Celui-ci a obtenu, en 1955, la licence d’histoire à la Sorbonne. Il rentre à Tlemcen où il enseigne au Collège de Slane et organise pour le PCA des groupes de lycéens. En cours d’année scolaire, dès janvier 1956, il rejoint l’ALN suivi quelques mois plus tard par deux de ses frères, Mustapha et Rachid. Les trois frères sont surnommés « les Inaux ». Portant le nom de guerre de Djaâfar, Ahmed Inal est secrétaire du responsable du Secteur 7 (Sebdou) puis de la Zone 5 (Sebdou/Sidi-bel-Abbès) de la Wilata 5 (Oranie). On retrouve son nom sur la liste des participants à la réunion des officiers de la wilaya 5, tenue à Oujda (Maroc) après le congrès de la Soummam.

Blessé lors d’un accrochage avec une compagnie française (commandée par le capitaine Vincent) à Moulay Slisser près de Telagh dans la ferme de Boucif le 21 octobre 1956, fait prisonnier, il est transporté par hélicoptère à Descartes (Ben Badis) dans la ferme d’un colon attenante à celle de Chaïbedraâ tenue par l’armée française, où il est atrocement torturé pendant dix jours et arrosé d’essence, brûlé vif. Il meurt le 1er novembre 1956. Dans Le démantèlement, le romancier algérien Rachid Boudjedra cite cette ferme comme appartenant à un colon dont le fils avait été l’élève d’Ahmed Inal. Une autre version circule en 1962 et après : elle situe la mort en 1957 et l’attribue au fait que, communiste, il aurait été particulièrement exposé au combat. Pour ceux qui sont restés proches de lui, cette version est sans fondement.

Pour citer cet article :
https://maitron.fr/spip.php?article152746, notice INAL Ahmed [Dictionnaire Algérie] par Amar Benamrouche et René Gallissot, version mise en ligne le 25 janvier 2014, dernière modification le 9 juillet 2020.

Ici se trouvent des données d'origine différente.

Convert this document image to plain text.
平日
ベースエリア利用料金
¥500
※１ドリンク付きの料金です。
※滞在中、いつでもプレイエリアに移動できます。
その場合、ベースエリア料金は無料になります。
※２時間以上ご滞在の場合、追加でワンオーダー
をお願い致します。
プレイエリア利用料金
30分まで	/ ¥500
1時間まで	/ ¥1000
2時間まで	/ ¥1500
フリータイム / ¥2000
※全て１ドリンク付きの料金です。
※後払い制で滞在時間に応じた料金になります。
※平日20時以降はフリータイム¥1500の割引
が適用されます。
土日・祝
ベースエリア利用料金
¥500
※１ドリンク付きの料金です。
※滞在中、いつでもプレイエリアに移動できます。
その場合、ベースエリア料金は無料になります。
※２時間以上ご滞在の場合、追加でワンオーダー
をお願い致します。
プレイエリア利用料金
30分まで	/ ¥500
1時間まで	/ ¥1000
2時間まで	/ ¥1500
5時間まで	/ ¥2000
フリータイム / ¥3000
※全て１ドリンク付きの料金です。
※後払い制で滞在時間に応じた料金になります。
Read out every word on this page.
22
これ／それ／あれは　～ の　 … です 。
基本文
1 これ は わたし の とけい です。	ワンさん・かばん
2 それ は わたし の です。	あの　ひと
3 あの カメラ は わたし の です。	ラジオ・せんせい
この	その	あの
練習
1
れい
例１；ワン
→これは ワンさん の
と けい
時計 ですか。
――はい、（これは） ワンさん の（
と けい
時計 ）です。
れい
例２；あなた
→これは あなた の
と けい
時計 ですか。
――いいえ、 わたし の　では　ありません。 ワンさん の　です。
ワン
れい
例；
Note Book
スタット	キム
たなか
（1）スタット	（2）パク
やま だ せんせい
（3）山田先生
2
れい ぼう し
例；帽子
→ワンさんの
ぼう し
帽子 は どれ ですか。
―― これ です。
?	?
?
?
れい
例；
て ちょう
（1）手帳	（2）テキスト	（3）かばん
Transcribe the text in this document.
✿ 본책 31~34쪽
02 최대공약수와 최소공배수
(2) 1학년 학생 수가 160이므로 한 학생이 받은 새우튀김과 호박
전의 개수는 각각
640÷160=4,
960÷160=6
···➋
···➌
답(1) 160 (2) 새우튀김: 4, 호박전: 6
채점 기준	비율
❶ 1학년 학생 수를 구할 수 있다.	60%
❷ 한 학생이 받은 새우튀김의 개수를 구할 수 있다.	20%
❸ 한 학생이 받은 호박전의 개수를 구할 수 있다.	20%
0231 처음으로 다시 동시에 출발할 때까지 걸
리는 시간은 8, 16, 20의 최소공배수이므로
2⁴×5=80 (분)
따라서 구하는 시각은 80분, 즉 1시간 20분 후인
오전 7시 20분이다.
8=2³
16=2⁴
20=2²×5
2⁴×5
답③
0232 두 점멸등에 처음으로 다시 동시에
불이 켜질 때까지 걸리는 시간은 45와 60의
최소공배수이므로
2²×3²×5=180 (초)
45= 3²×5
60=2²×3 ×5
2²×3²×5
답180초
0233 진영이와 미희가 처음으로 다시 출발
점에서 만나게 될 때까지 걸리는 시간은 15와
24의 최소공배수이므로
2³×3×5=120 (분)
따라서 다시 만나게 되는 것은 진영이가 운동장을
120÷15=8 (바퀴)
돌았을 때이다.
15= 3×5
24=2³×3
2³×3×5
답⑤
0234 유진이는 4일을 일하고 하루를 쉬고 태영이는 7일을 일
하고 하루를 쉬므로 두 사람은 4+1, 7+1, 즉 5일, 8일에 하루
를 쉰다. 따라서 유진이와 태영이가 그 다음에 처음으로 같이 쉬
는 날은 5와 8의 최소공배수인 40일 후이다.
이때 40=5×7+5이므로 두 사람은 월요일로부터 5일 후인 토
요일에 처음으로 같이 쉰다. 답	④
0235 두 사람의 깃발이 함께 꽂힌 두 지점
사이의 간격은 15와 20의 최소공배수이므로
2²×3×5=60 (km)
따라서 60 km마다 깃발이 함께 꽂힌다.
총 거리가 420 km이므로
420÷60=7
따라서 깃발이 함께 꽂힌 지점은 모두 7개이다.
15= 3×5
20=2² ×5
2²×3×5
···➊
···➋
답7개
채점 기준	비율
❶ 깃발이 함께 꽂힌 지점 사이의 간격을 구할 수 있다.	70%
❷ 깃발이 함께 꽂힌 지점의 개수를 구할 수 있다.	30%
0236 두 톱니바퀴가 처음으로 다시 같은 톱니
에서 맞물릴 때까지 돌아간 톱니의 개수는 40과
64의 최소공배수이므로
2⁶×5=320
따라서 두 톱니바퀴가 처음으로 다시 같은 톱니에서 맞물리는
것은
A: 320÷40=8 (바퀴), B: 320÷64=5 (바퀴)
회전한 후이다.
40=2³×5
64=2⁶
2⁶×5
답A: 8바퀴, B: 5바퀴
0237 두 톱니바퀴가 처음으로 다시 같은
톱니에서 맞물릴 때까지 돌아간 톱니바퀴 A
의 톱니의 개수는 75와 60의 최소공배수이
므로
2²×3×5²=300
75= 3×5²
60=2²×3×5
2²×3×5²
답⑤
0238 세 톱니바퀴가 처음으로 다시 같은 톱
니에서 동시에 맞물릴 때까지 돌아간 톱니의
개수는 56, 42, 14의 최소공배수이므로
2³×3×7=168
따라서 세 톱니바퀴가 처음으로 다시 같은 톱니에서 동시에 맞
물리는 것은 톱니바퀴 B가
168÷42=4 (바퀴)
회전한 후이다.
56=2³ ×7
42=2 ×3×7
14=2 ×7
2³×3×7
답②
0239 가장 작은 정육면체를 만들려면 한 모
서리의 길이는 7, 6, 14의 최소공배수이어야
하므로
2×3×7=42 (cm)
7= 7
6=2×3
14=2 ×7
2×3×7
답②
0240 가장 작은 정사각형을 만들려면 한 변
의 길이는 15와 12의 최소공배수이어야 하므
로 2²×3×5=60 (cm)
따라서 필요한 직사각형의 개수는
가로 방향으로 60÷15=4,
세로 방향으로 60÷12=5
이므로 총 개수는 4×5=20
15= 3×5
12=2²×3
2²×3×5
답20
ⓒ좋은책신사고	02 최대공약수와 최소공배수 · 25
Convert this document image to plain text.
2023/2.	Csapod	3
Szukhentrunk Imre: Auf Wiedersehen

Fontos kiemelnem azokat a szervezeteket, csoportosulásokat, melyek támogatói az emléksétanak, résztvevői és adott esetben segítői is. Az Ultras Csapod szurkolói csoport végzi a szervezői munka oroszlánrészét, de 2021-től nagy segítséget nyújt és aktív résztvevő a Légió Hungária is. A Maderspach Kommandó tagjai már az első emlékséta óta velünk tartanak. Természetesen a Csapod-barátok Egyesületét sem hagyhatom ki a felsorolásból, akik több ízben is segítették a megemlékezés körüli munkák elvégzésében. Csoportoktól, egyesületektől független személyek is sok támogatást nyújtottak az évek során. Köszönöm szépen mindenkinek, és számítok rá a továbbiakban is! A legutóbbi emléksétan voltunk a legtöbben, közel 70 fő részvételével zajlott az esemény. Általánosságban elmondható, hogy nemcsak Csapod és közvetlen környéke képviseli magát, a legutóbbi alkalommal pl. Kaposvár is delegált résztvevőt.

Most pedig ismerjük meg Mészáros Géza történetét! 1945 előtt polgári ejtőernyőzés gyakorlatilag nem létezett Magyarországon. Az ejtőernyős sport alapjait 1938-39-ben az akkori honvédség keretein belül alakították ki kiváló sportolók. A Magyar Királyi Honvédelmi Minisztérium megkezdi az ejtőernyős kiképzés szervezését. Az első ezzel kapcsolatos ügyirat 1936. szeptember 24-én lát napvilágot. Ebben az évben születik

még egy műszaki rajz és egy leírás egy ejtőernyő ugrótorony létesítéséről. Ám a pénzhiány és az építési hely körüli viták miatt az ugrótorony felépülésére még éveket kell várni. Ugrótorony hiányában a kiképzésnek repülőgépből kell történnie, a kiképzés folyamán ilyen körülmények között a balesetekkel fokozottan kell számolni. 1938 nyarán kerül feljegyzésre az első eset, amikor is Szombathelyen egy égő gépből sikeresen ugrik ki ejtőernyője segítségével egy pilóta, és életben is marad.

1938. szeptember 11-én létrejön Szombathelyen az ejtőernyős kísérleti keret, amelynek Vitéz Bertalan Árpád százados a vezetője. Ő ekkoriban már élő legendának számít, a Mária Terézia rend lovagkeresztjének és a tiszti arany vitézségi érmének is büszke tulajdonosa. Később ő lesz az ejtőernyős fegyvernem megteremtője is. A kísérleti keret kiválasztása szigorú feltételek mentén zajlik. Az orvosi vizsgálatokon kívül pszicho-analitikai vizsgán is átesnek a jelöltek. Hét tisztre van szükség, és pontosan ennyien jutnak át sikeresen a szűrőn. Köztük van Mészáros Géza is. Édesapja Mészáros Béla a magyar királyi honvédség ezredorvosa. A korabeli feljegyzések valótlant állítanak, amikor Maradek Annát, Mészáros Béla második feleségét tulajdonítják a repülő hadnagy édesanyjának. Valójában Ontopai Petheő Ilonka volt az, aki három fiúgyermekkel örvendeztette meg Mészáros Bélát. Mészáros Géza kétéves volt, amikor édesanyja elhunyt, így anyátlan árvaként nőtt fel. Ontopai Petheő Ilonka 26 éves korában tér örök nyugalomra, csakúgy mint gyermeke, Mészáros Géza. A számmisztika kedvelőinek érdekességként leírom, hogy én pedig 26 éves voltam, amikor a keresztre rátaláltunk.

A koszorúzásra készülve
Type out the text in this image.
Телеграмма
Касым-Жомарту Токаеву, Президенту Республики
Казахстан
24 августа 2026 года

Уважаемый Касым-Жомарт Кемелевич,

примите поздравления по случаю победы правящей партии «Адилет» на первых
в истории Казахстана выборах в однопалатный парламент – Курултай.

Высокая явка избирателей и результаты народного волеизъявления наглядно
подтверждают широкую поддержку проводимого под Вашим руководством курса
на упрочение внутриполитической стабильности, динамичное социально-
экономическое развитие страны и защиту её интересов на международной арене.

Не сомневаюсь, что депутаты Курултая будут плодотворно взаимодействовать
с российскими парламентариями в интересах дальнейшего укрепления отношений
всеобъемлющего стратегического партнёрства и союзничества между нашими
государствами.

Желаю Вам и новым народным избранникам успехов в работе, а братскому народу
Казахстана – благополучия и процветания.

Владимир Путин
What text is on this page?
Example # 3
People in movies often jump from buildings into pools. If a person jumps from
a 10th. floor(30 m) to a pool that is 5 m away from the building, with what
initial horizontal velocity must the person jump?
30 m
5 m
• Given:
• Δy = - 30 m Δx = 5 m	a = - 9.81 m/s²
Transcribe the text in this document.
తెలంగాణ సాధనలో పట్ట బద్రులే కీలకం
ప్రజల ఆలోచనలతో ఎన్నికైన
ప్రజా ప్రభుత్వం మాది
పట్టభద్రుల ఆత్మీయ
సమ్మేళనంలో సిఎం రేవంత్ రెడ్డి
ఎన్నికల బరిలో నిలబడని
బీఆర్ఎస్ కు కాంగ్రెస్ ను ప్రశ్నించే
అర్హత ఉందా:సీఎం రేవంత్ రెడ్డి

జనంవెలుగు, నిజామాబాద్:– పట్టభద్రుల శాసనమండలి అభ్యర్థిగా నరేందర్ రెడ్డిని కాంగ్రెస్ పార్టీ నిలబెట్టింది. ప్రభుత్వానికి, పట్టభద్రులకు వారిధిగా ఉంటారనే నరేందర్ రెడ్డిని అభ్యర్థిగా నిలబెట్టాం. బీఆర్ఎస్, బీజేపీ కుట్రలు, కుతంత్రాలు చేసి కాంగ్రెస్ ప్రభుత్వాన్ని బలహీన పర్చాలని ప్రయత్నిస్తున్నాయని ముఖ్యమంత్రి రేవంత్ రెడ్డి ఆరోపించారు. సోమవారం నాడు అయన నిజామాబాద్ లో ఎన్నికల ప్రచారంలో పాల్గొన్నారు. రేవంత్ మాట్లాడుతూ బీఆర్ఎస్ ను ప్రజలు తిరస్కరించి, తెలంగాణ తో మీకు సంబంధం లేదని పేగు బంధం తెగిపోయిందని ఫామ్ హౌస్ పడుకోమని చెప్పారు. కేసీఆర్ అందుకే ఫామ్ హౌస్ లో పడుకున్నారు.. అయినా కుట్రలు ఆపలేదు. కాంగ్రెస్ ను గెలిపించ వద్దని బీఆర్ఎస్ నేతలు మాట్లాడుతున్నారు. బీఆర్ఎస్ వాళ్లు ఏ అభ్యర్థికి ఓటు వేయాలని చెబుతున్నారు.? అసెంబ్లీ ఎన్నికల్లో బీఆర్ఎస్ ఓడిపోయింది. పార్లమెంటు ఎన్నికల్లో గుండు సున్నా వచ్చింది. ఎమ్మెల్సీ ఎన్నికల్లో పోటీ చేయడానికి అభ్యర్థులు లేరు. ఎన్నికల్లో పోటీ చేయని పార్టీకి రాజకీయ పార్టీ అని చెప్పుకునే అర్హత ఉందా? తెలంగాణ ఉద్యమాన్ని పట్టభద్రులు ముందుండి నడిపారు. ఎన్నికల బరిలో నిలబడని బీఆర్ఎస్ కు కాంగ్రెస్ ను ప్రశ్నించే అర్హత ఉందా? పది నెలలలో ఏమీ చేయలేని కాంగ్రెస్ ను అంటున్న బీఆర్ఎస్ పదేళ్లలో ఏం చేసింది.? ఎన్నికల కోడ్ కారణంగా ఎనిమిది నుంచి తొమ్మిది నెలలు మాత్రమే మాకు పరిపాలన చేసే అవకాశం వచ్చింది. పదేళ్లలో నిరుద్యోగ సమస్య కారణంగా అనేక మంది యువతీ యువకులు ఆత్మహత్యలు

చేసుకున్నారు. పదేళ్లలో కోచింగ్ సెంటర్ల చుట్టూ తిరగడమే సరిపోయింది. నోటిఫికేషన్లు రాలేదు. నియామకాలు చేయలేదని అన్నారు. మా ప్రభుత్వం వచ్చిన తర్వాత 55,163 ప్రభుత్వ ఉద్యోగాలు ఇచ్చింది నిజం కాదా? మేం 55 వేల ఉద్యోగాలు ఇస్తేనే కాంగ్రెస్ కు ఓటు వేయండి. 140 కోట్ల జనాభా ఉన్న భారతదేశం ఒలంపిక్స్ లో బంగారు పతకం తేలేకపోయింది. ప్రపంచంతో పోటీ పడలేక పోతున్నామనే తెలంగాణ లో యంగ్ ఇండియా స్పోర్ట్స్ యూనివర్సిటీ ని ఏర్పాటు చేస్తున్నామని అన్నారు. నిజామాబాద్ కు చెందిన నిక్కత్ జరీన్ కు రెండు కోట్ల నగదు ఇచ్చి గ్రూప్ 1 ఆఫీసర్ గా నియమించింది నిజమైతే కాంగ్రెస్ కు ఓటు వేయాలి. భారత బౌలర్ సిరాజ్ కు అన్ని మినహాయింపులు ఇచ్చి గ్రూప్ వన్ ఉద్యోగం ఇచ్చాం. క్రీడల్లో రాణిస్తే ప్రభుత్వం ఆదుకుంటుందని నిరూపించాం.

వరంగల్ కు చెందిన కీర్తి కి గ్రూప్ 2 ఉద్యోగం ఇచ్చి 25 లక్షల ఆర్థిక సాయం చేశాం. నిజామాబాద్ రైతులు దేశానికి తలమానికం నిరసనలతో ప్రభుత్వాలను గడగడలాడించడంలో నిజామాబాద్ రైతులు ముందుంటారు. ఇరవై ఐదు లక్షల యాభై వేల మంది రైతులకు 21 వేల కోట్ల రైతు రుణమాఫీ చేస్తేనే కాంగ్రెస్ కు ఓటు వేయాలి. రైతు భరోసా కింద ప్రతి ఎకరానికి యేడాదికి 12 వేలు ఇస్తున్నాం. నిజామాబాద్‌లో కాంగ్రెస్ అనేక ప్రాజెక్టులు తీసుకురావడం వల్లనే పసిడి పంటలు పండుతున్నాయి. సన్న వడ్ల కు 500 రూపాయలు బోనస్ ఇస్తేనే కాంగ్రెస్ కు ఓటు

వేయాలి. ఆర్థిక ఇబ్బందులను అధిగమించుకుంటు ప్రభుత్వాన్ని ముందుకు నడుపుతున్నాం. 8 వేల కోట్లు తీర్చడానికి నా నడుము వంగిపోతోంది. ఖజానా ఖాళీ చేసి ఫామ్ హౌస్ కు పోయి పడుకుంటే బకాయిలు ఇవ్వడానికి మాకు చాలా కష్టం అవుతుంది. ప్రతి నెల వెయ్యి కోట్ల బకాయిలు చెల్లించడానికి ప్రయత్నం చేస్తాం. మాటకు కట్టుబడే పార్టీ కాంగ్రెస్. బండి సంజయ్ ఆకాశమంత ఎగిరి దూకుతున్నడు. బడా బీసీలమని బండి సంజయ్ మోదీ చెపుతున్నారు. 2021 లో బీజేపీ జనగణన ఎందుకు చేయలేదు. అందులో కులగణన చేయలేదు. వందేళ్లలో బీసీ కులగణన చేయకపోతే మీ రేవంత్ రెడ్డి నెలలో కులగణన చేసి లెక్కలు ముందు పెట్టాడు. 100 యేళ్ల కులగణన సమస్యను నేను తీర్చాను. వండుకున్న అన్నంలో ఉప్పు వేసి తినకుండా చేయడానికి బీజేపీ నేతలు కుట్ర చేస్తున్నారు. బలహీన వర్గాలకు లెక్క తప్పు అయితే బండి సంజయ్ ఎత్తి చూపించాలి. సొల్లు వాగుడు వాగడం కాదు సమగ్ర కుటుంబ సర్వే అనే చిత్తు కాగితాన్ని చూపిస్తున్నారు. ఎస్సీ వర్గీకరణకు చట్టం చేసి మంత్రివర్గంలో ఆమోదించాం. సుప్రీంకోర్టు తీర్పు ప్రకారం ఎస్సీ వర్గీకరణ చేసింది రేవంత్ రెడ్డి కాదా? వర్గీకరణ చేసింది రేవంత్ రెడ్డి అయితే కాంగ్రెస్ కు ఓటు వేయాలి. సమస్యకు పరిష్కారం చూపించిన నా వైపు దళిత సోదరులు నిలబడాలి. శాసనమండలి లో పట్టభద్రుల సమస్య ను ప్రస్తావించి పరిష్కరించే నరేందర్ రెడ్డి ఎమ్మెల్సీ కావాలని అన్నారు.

Par Amar Benamrouche et René Gallissot

SOURCES : Témoignages recueillis par A. Taleb-Bendiad, notes des années 1966-1976. — Saoût Echaâb (PAGS, ex PCA) n° 93 du 15 octobre 1979. — Rachid Boudjedra, Le démantèlement, Paris, Denoël, 1982. — M. Harbi, Une vie debout. Mémoires politiques, tome 1 : 1945-1962. La Découverte, Paris, 2001. — G. Meynier, Histoire intérieure du FLN. 1954-1962, Fayard, Paris, 2002. — Mohamed Arab Bessaoud , « Le complot des lieutenants » en willaya 5", (1957), extrait de Heureux les martyrs qui n’ont rien vu, Chez l’auteur, Alger, 1962, cité dans M. Harbi et G. Meynier, Le FLN. Documents et histoire. 1954-1962, Fayard, Paris, 1964. — Notice biographique par son ami D. I. communiquée par M. Harbi.